Back in May, Ford reached a deal with Tesla that will enable owners of Blue Oval EVs to utilize the latter’s Supercharger network. However, current Ford EVs come equipped with Combined Charging System (CCS) ports, rather than the North American Charging Standard (NACS), though existing owners will get an adapter that allows them to make use of Tesla’s NACS chargers, while the automaker’s second-generation models may come equipped with both. However, this change has left one big question unanswered – what type of chargers will Ford dealers participating in the Model e program install at their locations? Now, that question has been answered by Jeff Beno, public charging manager at Ford, in a recent interview with Tom Moloughney from the State of Charge YouTube channel.
“Yeah, absolutely no pause on it. The need to get public facing DC fast chargers to build out the network and put them in places that our customers need and value…top priority,” Beno said when asked about this forthcoming expansion. “The fleet today is 100 percent CCS and it will be that way through the next couple of years. And our focus is on getting those chargers out there to support the fleet and all those CCS customers as soon as we can. And how we handle the transition that’s going to be taking place over many years, in the second half of this decade, is something that we’ll address at that time.”

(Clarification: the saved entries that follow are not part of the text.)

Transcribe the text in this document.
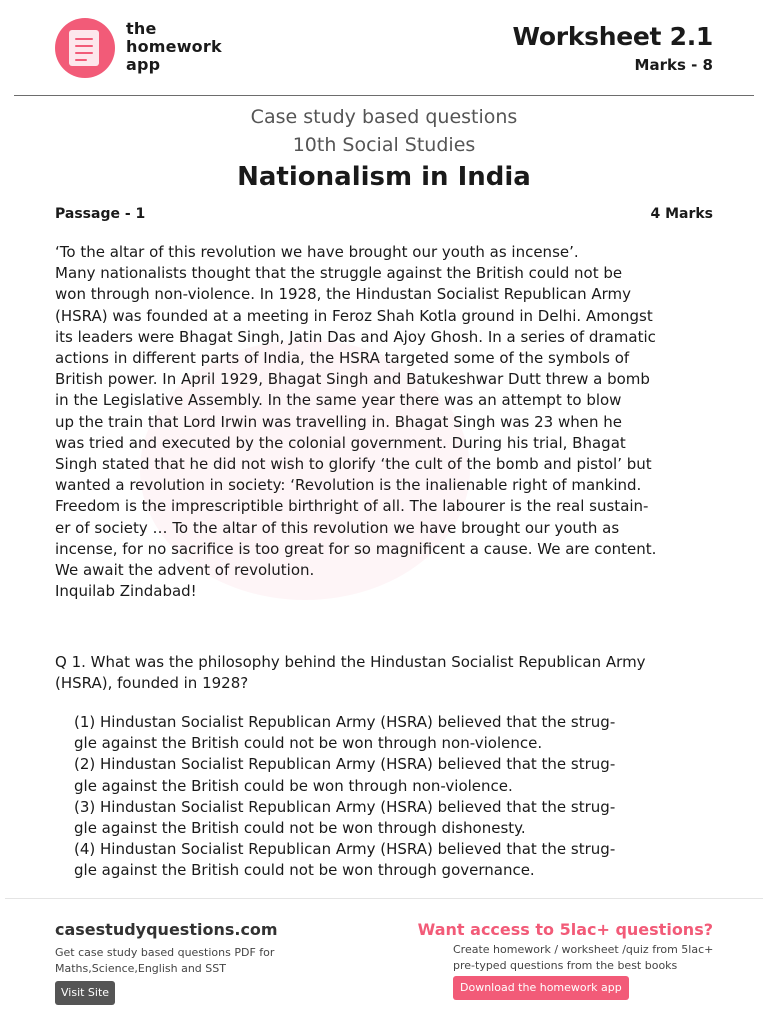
the
homework
app
Worksheet 2.1
Marks - 8
Case study based questions
10th Social Studies
Nationalism in India
Passage - 1	4 Marks
‘To the altar of this revolution we have brought our youth as incense’.
Many nationalists thought that the struggle against the British could not be
won through non-violence. In 1928, the Hindustan Socialist Republican Army
(HSRA) was founded at a meeting in Feroz Shah Kotla ground in Delhi. Amongst
its leaders were Bhagat Singh, Jatin Das and Ajoy Ghosh. In a series of dramatic
actions in different parts of India, the HSRA targeted some of the symbols of
British power. In April 1929, Bhagat Singh and Batukeshwar Dutt threw a bomb
in the Legislative Assembly. In the same year there was an attempt to blow
up the train that Lord Irwin was travelling in. Bhagat Singh was 23 when he
was tried and executed by the colonial government. During his trial, Bhagat
Singh stated that he did not wish to glorify ‘the cult of the bomb and pistol’ but
wanted a revolution in society: ‘Revolution is the inalienable right of mankind.
Freedom is the imprescriptible birthright of all. The labourer is the real sustain-
er of society … To the altar of this revolution we have brought our youth as
incense, for no sacrifice is too great for so magnificent a cause. We are content.
We await the advent of revolution.
Inquilab Zindabad!
Q 1. What was the philosophy behind the Hindustan Socialist Republican Army
(HSRA), founded in 1928?
(1) Hindustan Socialist Republican Army (HSRA) believed that the strug-
gle against the British could not be won through non-violence.
(2) Hindustan Socialist Republican Army (HSRA) believed that the strug-
gle against the British could be won through non-violence.
(3) Hindustan Socialist Republican Army (HSRA) believed that the strug-
gle against the British could not be won through dishonesty.
(4) Hindustan Socialist Republican Army (HSRA) believed that the strug-
gle against the British could not be won through governance.
casestudyquestions.com
Get case study based questions PDF for Maths,Science,English and SST
Visit Site
Want access to 5lac+ questions?
Create homework / worksheet /quiz from 5lac+
pre-typed questions from the best books
Download the homework app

This makes sense given the fact that some Ford dealers have already installed CCS chargers at their location, coupled with the fact that all current Blue Oval EVs are equipped with CCS ports, though Beno clearly left open the possibility that those same dealers may wind up installing NACS chargers at a later date.
Though it faced some early concerns and even legal objection from Ford dealers and trade groups, the majority of those entities wound up enrolling in the Model e Certified program in both the U.S. and Canada. However, a small number dropped out after FoMoCo made changes to the program, while those that opted in have found the act of installing chargers to be somewhat difficult at the moment, as it’s expensive, complicated, and time-consuming.